Ogni innovazione amplia la sfera del possibile e modifica il tessuto interno di una società: ciò pone il problema del limite etico oltre il quale queste nuove possibilità non debbano spingersi. È una disputa senza tempo, quella dell’uomo contro la macchina, e all’alba di ogni innovazione tecnica vi è sempre chi accoglie i benefici e chi ne paventa le conseguenze negative. Tuttavia, di fronte alle nuove opportunità non sono da sottovalutare i rischi derivanti dall’uso dell’intelligenza artificiale, che potrebbero sostituire l’umanità in una c.d. dittatura dell’algoritmo.

         Einstein affermava che il progresso tecnologico è come un’ascia nelle mani di un criminale patologico; è una corsa inarrestabile e, pertanto, è necessario contenerla. Ciò è fondamentale nel campo della giustizia predittiva, ove si auspica che possa ritenersi prevedibile l’esito di un giudizio. Ritenere che un robot, un algoritmo, possa affiancare o sostituire il giudice nell’espletamento delle sue funzioni richiede un’analisi profondamente accurata. Gli operatori giuridici sono chiamati ad affrontare una delle sfide più importanti: identificare la misura democraticamente sostenibile tra giustizia e intelligenza artificiale.

Sebbene l’algoritmo sia descritto come un formidabile strumento in grado di snellire il carico di lavoro dell’apparato giudiziario, per altro verso, non presenta il carattere dell’infallibilità, mostrandosi, anzi, talora discriminatorio e poco attendibile.

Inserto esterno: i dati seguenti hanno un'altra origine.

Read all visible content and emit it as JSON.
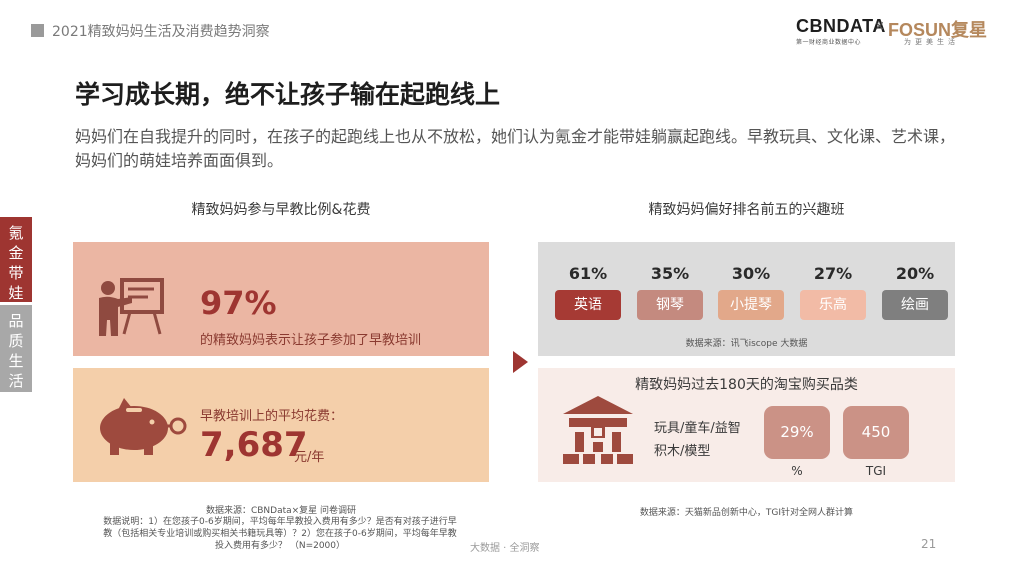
{
  "header": {
    "report_title": "2021精致妈妈生活及消费趋势洞察",
    "logo": {
      "cbn_text": "CBNDATA",
      "cbn_sub": "第一财经商业数据中心",
      "separator": "×",
      "fosun_text": "FOSUN复星",
      "fosun_sub": "为更美生活"
    }
  },
  "page": {
    "title": "学习成长期，绝不让孩子输在起跑线上",
    "intro": "妈妈们在自我提升的同时，在孩子的起跑线上也从不放松，她们认为氪金才能带娃躺赢起跑线。早教玩具、文化课、艺术课，妈妈们的萌娃培养面面俱到。"
  },
  "side_tabs": [
    {
      "label": "氪金带娃",
      "active": true
    },
    {
      "label": "品质生活",
      "active": false
    }
  ],
  "left_section": {
    "title": "精致妈妈参与早教比例&花费",
    "card1": {
      "icon": "teacher-board-icon",
      "big_value": "97%",
      "text": "的精致妈妈表示让孩子参加了早教培训"
    },
    "card2": {
      "icon": "piggy-bank-icon",
      "label": "早教培训上的平均花费：",
      "big_value": "7,687",
      "unit": "元/年"
    },
    "source": "数据来源：CBNData×复星 问卷调研",
    "note": "数据说明：1）在您孩子0-6岁期间，平均每年早教投入费用有多少？是否有对孩子进行早教（包括相关专业培训或购买相关书籍玩具等）？2）您在孩子0-6岁期间，平均每年早教投入费用有多少？ （N=2000）"
  },
  "right_section": {
    "title": "精致妈妈偏好排名前五的兴趣班",
    "classes": [
      {
        "pct": "61%",
        "label": "英语",
        "color": "#a63a34"
      },
      {
        "pct": "35%",
        "label": "钢琴",
        "color": "#c48a7f"
      },
      {
        "pct": "30%",
        "label": "小提琴",
        "color": "#e2a88a"
      },
      {
        "pct": "27%",
        "label": "乐高",
        "color": "#f2bba6"
      },
      {
        "pct": "20%",
        "label": "绘画",
        "color": "#7f7f7f"
      }
    ],
    "source1": "数据来源：讯飞iscope 大数据",
    "taobao": {
      "title": "精致妈妈过去180天的淘宝购买品类",
      "icon": "building-icon",
      "category_line1": "玩具/童车/益智",
      "category_line2": "积木/模型",
      "pct_value": "29%",
      "pct_label": "%",
      "tgi_value": "450",
      "tgi_label": "TGI"
    },
    "source2": "数据来源：天猫新品创新中心，TGI针对全网人群计算"
  },
  "footer": {
    "text": "大数据 · 全洞察",
    "page_number": "21"
  }
}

L’idea che un giudice-robot possa segnare il destino degli uomin andrebbe ad incidere sulle garanzie costituzionali poste a presidio della giurisdizione, compromettendo l’effettività e la pienezza del diritto alla difesa delle parti, la qualità della decisione giurisdizionale, la capacità del giudice di far emergere le peculiarità dei fatti e, ancor più importante, la capacità di calibrare su di essi la decisione.

Il quesito da porsi è: perché un algoritmo, un robot non può sostituire un giudice? A ben vedere, una macchina è di gran lunga più efficiente dell’uomo, non mangia, non è stanca, non si lamenta, non ha necessità di alcun tipo, non è condizionabile. In altri termini, non ha sentimenti, è dis-umana.

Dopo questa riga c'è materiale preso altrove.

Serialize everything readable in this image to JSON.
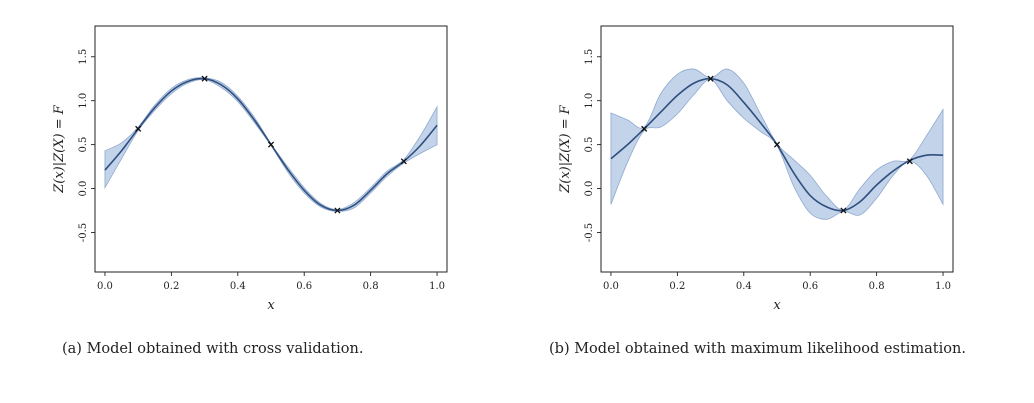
{
  "chart_data": [
    {
      "type": "line",
      "xlabel": "x",
      "ylabel": "Z(x)|Z(X) = F",
      "xlim": [
        -0.03,
        1.03
      ],
      "ylim": [
        -0.95,
        1.85
      ],
      "xticks": [
        "0.0",
        "0.2",
        "0.4",
        "0.6",
        "0.8",
        "1.0"
      ],
      "yticks": [
        "-0.5",
        "0.0",
        "0.5",
        "1.0",
        "1.5"
      ],
      "grid": false,
      "series": [
        {
          "role": "mean",
          "x": [
            0.0,
            0.05,
            0.1,
            0.15,
            0.2,
            0.25,
            0.3,
            0.35,
            0.4,
            0.45,
            0.5,
            0.55,
            0.6,
            0.65,
            0.7,
            0.75,
            0.8,
            0.85,
            0.9,
            0.95,
            1.0
          ],
          "values": [
            0.21,
            0.43,
            0.68,
            0.92,
            1.11,
            1.22,
            1.25,
            1.18,
            1.02,
            0.78,
            0.5,
            0.22,
            -0.02,
            -0.19,
            -0.25,
            -0.19,
            -0.02,
            0.17,
            0.31,
            0.49,
            0.72
          ]
        },
        {
          "role": "band-upper",
          "x": [
            0.0,
            0.05,
            0.1,
            0.15,
            0.2,
            0.25,
            0.3,
            0.35,
            0.4,
            0.45,
            0.5,
            0.55,
            0.6,
            0.65,
            0.7,
            0.75,
            0.8,
            0.85,
            0.9,
            0.95,
            1.0
          ],
          "values": [
            0.43,
            0.52,
            0.7,
            0.95,
            1.14,
            1.24,
            1.26,
            1.21,
            1.05,
            0.81,
            0.51,
            0.25,
            0.01,
            -0.17,
            -0.24,
            -0.16,
            0.01,
            0.2,
            0.33,
            0.6,
            0.93
          ]
        },
        {
          "role": "band-lower",
          "x": [
            0.0,
            0.05,
            0.1,
            0.15,
            0.2,
            0.25,
            0.3,
            0.35,
            0.4,
            0.45,
            0.5,
            0.55,
            0.6,
            0.65,
            0.7,
            0.75,
            0.8,
            0.85,
            0.9,
            0.95,
            1.0
          ],
          "values": [
            0.01,
            0.34,
            0.66,
            0.89,
            1.08,
            1.2,
            1.24,
            1.15,
            0.99,
            0.75,
            0.49,
            0.19,
            -0.05,
            -0.21,
            -0.26,
            -0.22,
            -0.05,
            0.14,
            0.29,
            0.4,
            0.5
          ]
        },
        {
          "role": "observations",
          "x": [
            0.1,
            0.3,
            0.5,
            0.7,
            0.9
          ],
          "values": [
            0.68,
            1.25,
            0.5,
            -0.25,
            0.31
          ]
        }
      ],
      "colors": {
        "mean": "#2f4f7f",
        "band": "#b9cde6",
        "band_edge": "#8fa9cf",
        "markers": "#111111"
      }
    },
    {
      "type": "line",
      "xlabel": "x",
      "ylabel": "Z(x)|Z(X) = F",
      "xlim": [
        -0.03,
        1.03
      ],
      "ylim": [
        -0.95,
        1.85
      ],
      "xticks": [
        "0.0",
        "0.2",
        "0.4",
        "0.6",
        "0.8",
        "1.0"
      ],
      "yticks": [
        "-0.5",
        "0.0",
        "0.5",
        "1.0",
        "1.5"
      ],
      "grid": false,
      "series": [
        {
          "role": "mean",
          "x": [
            0.0,
            0.05,
            0.1,
            0.15,
            0.2,
            0.25,
            0.3,
            0.35,
            0.4,
            0.45,
            0.5,
            0.55,
            0.6,
            0.65,
            0.7,
            0.75,
            0.8,
            0.85,
            0.9,
            0.95,
            1.0
          ],
          "values": [
            0.34,
            0.5,
            0.68,
            0.87,
            1.06,
            1.2,
            1.25,
            1.18,
            0.98,
            0.75,
            0.5,
            0.18,
            -0.08,
            -0.21,
            -0.25,
            -0.15,
            0.04,
            0.2,
            0.32,
            0.38,
            0.38
          ]
        },
        {
          "role": "band-upper",
          "x": [
            0.0,
            0.05,
            0.1,
            0.15,
            0.2,
            0.25,
            0.3,
            0.35,
            0.4,
            0.45,
            0.5,
            0.55,
            0.6,
            0.65,
            0.7,
            0.75,
            0.8,
            0.85,
            0.9,
            0.95,
            1.0
          ],
          "values": [
            0.86,
            0.78,
            0.7,
            1.08,
            1.3,
            1.36,
            1.26,
            1.36,
            1.2,
            0.85,
            0.51,
            0.33,
            0.15,
            -0.09,
            -0.24,
            0.0,
            0.21,
            0.31,
            0.33,
            0.6,
            0.9
          ]
        },
        {
          "role": "band-lower",
          "x": [
            0.0,
            0.05,
            0.1,
            0.15,
            0.2,
            0.25,
            0.3,
            0.35,
            0.4,
            0.45,
            0.5,
            0.55,
            0.6,
            0.65,
            0.7,
            0.75,
            0.8,
            0.85,
            0.9,
            0.95,
            1.0
          ],
          "values": [
            -0.18,
            0.3,
            0.66,
            0.7,
            0.85,
            1.07,
            1.24,
            1.0,
            0.8,
            0.65,
            0.49,
            0.03,
            -0.28,
            -0.35,
            -0.26,
            -0.3,
            -0.11,
            0.15,
            0.31,
            0.15,
            -0.18
          ]
        },
        {
          "role": "observations",
          "x": [
            0.1,
            0.3,
            0.5,
            0.7,
            0.9
          ],
          "values": [
            0.68,
            1.25,
            0.5,
            -0.25,
            0.31
          ]
        }
      ],
      "colors": {
        "mean": "#2f4f7f",
        "band": "#b9cde6",
        "band_edge": "#8fa9cf",
        "markers": "#111111"
      }
    }
  ],
  "captions": {
    "a": "(a) Model obtained with cross validation.",
    "b": "(b) Model obtained with maximum likelihood estimation."
  }
}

La risposta, ancora una volta, la si coglie nella compressione dei diritti costituzionalmente garantiti. A differenza di altri Paesi, come l’Estonia e la Cina, in cui sono nati da pochi anni i primi magistrati-robot, nella società italaiana non si punta alla sostituzione del giudice ma alla sua integrazione.

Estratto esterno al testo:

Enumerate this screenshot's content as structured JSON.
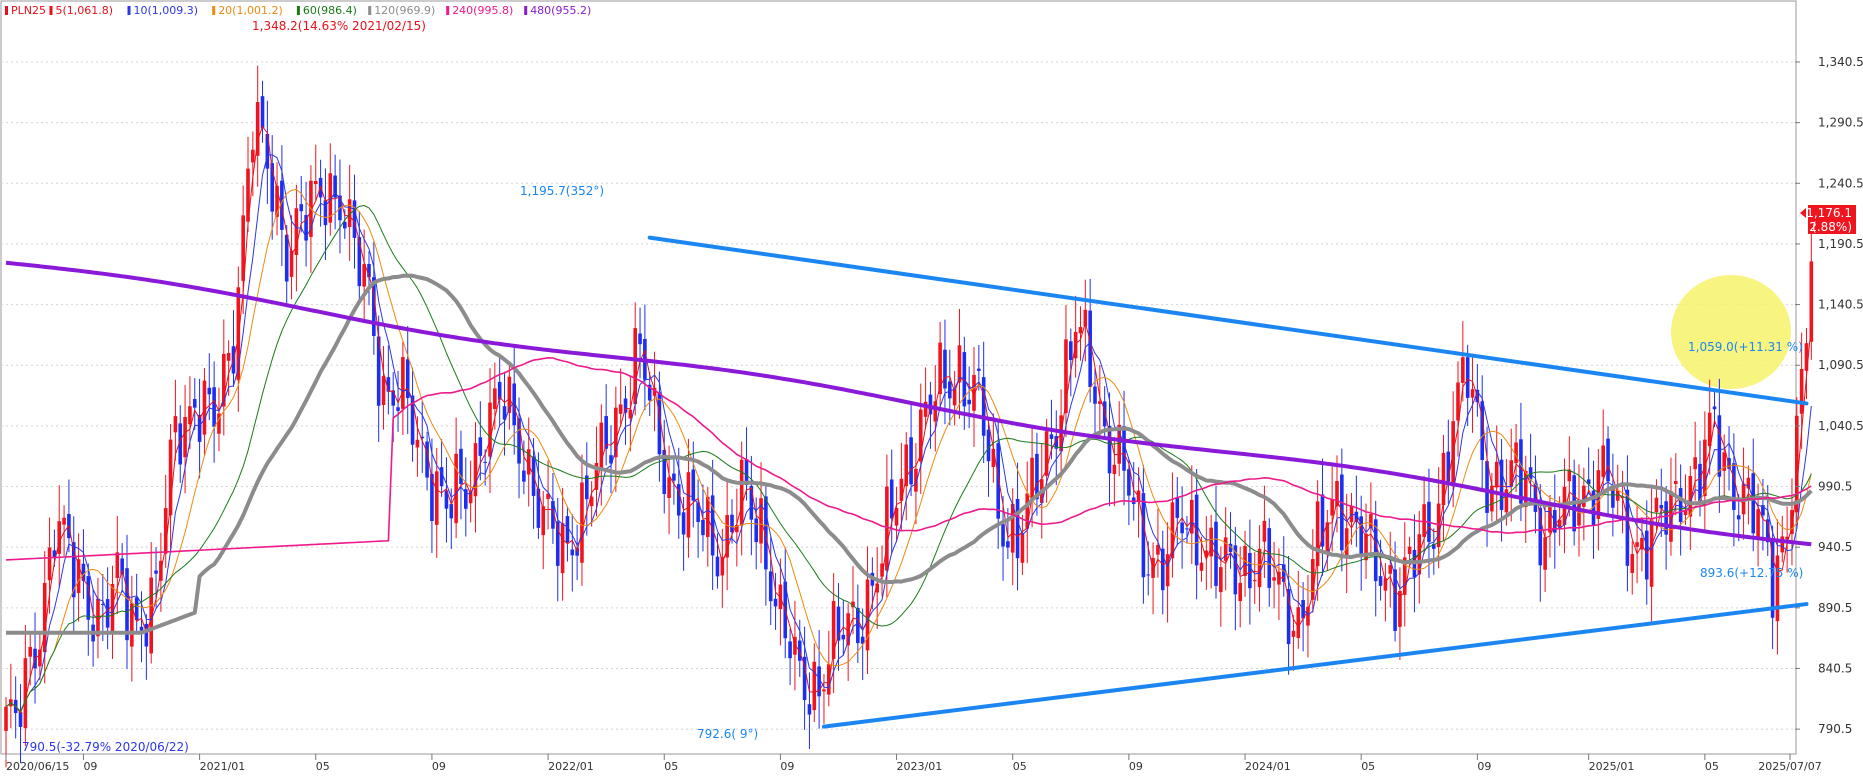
{
  "legend": [
    {
      "text": "PLN25",
      "color": "#e8101c"
    },
    {
      "text": "5(1,061.8)",
      "color": "#e8101c"
    },
    {
      "text": "10(1,009.3)",
      "color": "#2b36e8"
    },
    {
      "text": "20(1,001.2)",
      "color": "#f08a10"
    },
    {
      "text": "60(986.4)",
      "color": "#1a7a1a"
    },
    {
      "text": "120(969.9)",
      "color": "#8c8c8c"
    },
    {
      "text": "240(995.8)",
      "color": "#ee1a8c"
    },
    {
      "text": "480(955.2)",
      "color": "#8a1ad8"
    }
  ],
  "colors": {
    "up": "#f0141e",
    "down": "#1c2ff0",
    "ma5": "#e8101c",
    "ma10": "#2b36e8",
    "ma20": "#f08a10",
    "ma60": "#1a7a1a",
    "ma120": "#8c8c8c",
    "ma240": "#ee1a8c",
    "ma480": "#8a1ad8",
    "trendline": "#1b86f2",
    "highlight": "#f7f26a"
  },
  "chart_data": {
    "type": "candlestick",
    "symbol": "PLN25",
    "ylim": [
      770,
      1385
    ],
    "y_ticks": [
      "1,340.5",
      "1,290.5",
      "1,240.5",
      "1,190.5",
      "1,140.5",
      "1,090.5",
      "1,040.5",
      "990.5",
      "940.5",
      "890.5",
      "840.5",
      "790.5"
    ],
    "x_ticks": [
      "2020/06/15",
      "09",
      "2021/01",
      "05",
      "09",
      "2022/01",
      "05",
      "09",
      "2023/01",
      "05",
      "09",
      "2024/01",
      "05",
      "09",
      "2025/01",
      "05",
      "2025/07/07"
    ],
    "current_price": {
      "value": "1,176.1",
      "change": "2.88%"
    },
    "annotations": {
      "high": "1,348.2(14.63% 2021/02/15)",
      "low": "790.5(-32.79% 2020/06/22)",
      "peak": "1,195.7(352°)",
      "trough": "792.6( 9°)",
      "upper_line_end": "1,059.0(+11.31 %)",
      "lower_line_end": "893.6(+12.75 %)"
    },
    "trendlines": [
      {
        "name": "upper",
        "from": {
          "bar": 133,
          "value": 1195.7
        },
        "to": {
          "bar": 372,
          "value": 1059.0
        }
      },
      {
        "name": "lower",
        "from": {
          "bar": 169,
          "value": 792.6
        },
        "to": {
          "bar": 372,
          "value": 893.6
        }
      }
    ],
    "moving_averages": [
      {
        "name": "ma5",
        "period": 5
      },
      {
        "name": "ma10",
        "period": 10
      },
      {
        "name": "ma20",
        "period": 20
      },
      {
        "name": "ma60",
        "period": 60
      },
      {
        "name": "ma120",
        "period": 120
      },
      {
        "name": "ma240",
        "period": 240
      },
      {
        "name": "ma480",
        "period": 480
      }
    ],
    "anchors": [
      [
        0,
        800
      ],
      [
        2,
        790
      ],
      [
        7,
        880
      ],
      [
        10,
        960
      ],
      [
        13,
        930
      ],
      [
        17,
        900
      ],
      [
        20,
        880
      ],
      [
        23,
        910
      ],
      [
        27,
        880
      ],
      [
        31,
        900
      ],
      [
        35,
        1040
      ],
      [
        39,
        1060
      ],
      [
        43,
        1040
      ],
      [
        47,
        1120
      ],
      [
        51,
        1290
      ],
      [
        55,
        1240
      ],
      [
        58,
        1190
      ],
      [
        62,
        1210
      ],
      [
        66,
        1240
      ],
      [
        69,
        1230
      ],
      [
        72,
        1180
      ],
      [
        75,
        1150
      ],
      [
        78,
        1070
      ],
      [
        82,
        1060
      ],
      [
        85,
        1030
      ],
      [
        88,
        1000
      ],
      [
        91,
        970
      ],
      [
        95,
        990
      ],
      [
        99,
        1040
      ],
      [
        103,
        1060
      ],
      [
        107,
        1020
      ],
      [
        111,
        960
      ],
      [
        115,
        940
      ],
      [
        119,
        970
      ],
      [
        123,
        1010
      ],
      [
        127,
        1060
      ],
      [
        131,
        1100
      ],
      [
        134,
        1040
      ],
      [
        137,
        1000
      ],
      [
        140,
        970
      ],
      [
        144,
        960
      ],
      [
        148,
        940
      ],
      [
        152,
        980
      ],
      [
        156,
        960
      ],
      [
        160,
        880
      ],
      [
        164,
        830
      ],
      [
        168,
        830
      ],
      [
        170,
        850
      ],
      [
        173,
        870
      ],
      [
        177,
        890
      ],
      [
        181,
        930
      ],
      [
        185,
        1000
      ],
      [
        189,
        1040
      ],
      [
        193,
        1070
      ],
      [
        197,
        1090
      ],
      [
        201,
        1060
      ],
      [
        205,
        970
      ],
      [
        209,
        950
      ],
      [
        213,
        990
      ],
      [
        217,
        1050
      ],
      [
        221,
        1120
      ],
      [
        224,
        1090
      ],
      [
        227,
        1040
      ],
      [
        231,
        1000
      ],
      [
        235,
        940
      ],
      [
        239,
        930
      ],
      [
        243,
        960
      ],
      [
        247,
        950
      ],
      [
        251,
        920
      ],
      [
        255,
        920
      ],
      [
        259,
        940
      ],
      [
        263,
        900
      ],
      [
        267,
        880
      ],
      [
        271,
        940
      ],
      [
        275,
        980
      ],
      [
        279,
        960
      ],
      [
        283,
        920
      ],
      [
        287,
        910
      ],
      [
        291,
        930
      ],
      [
        295,
        960
      ],
      [
        299,
        1050
      ],
      [
        302,
        1080
      ],
      [
        306,
        1000
      ],
      [
        310,
        990
      ],
      [
        314,
        1000
      ],
      [
        318,
        950
      ],
      [
        322,
        970
      ],
      [
        326,
        990
      ],
      [
        330,
        1000
      ],
      [
        334,
        960
      ],
      [
        338,
        940
      ],
      [
        342,
        960
      ],
      [
        346,
        990
      ],
      [
        350,
        1000
      ],
      [
        353,
        1040
      ],
      [
        356,
        1000
      ],
      [
        359,
        980
      ],
      [
        362,
        960
      ],
      [
        365,
        920
      ],
      [
        368,
        960
      ],
      [
        371,
        1060
      ],
      [
        373,
        1176
      ]
    ]
  }
}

Pertanto, l’intento non è di rimpiazzare l’operato del giudice umano, il quale resta preminente, ritenendosi necessario l’apporto umano, ma di adottare una serie di modelli matematici a supporto della sua decisione, al fine di semplificare la sua attività e, conseguentemente, di migliorare la giustizia sia in termini di qualità che in termini di efficienza.

Occorrerebbe, dunque, sposare l’idea di una funzione servente della macchina e non sostitutiva: il giudice odierno, e ancor più quello di domani, dovrebbe essere coadiuvato dalla macchina “signoreggiandola, ma subendone il controllo”.

Bisognerebbe pensare ad un nuovo modus operandi, ad una contaminazione tra l’uomo e la macchina nella quale le prestazioni cognitive dell’uomo siano potenziate al massimo ed al contempo sorvegliate dalla capacità della macchina.

In definitiva, può evincersi il principio human in the loop che corrisponde alla sfida di trovare un equilibrio tra la componente robotica e quella umana, mantenendo l’uomo in the loop. Spetta, quindi, ad ogni giurista del presente e del futuro, protagonista di una nuova era, decidere come utilizzare questa invenzione finale, ormai uscita dai laboratori.

Spetta sempre agli uomini scegliere quale futuro vogliono contribuire a realizzare per la posterità, in un contesto democratico e governato da diritti costituzionalmente garantiti, che richiedono ancoraggio e garanzia.